Sono in contatto con due studenti, una studentessa di Padova, che si chiama Chiara ed uno studente di Bologna, che si chiama Arturo. Adesso vado parlare un pò di loro, seconde le cose che mi hanno raccontato:

CHIARA

Chiara ha 18 anni, compiuti da poco più di 2 mesi e abita a Padova,vicino Venezia, con la sua famiglia:i suoi genitori, sua sorella e suo fratello. Lei è la più piccola ma va beh, perchè come lei stessa dice… “crescerò anch’io!”

Chiara fa un liceo lingiustico ed è all’ultimo anno. Non parla spagnolo ma studia inglese, francese e tedesco. Anche se si è pentita un sacco di aver scelto tedesco e non spagnolo!

A lei piace tanto la musica, per lei è una delle cose più importanti, soprattutto il rock e il metal e mi raccomanda di ascolatre alcuni gruppi di musica come children of bodom, manowar, alice cooper, ecc.

ARTURO

Arturo ha 18 anni, e studia in un liceo di Bologna.
In questo liceo, studia alcune lingue come francese ed inglese (come Chiara, neanche lui lui studia spagnolo).

A lui piace fare di sport ed ascoltare della musica, soprattutto a lui piace cantare ed anche danzare, ma secondo lui, non è molto buono per questi lavori. Ascolta molti tipi diversi di musica, come il jazz, la musica classica ed il blues, ma la sua musica preferita è il rock, la musica migliore del mundo, secondo lui.

Quando il fine di settimana arriva, Arturo esce con I suoi amici per bere qualcosa nei bari, ma durante la settimana, rimane a casa se non deve allenearsi.
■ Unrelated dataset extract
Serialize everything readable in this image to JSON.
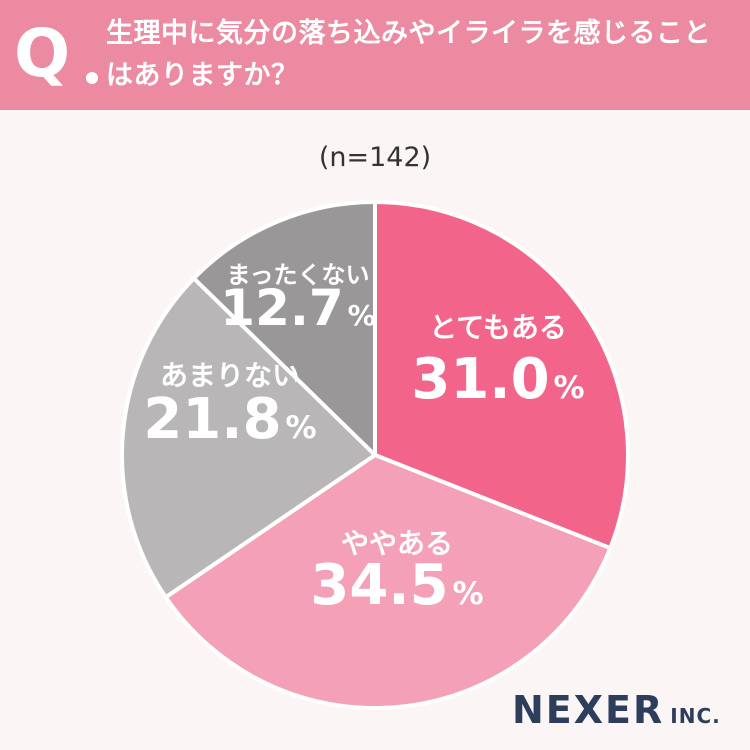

In fatti, gioca football Americano, che non è molto popolare in Italia, e anche basketball e tennis.

Arturo vorrebbe venire agli Stati Uniti per studiare nel futuro, ma adesso, una volt ache finisca il liceo, va entrare nella accademia militare.

La sua scuadra favorita è l’Inter, e crede che il migliore giocatore di calico è Gianluigi Buffon.

Fisicamente, Arturo, secondo lui si descrive, è bruno, ha i cappelli corti, un piccolo naso, e gli occhi verdi. La sua altezza è di 1,77m e pesa 80kg.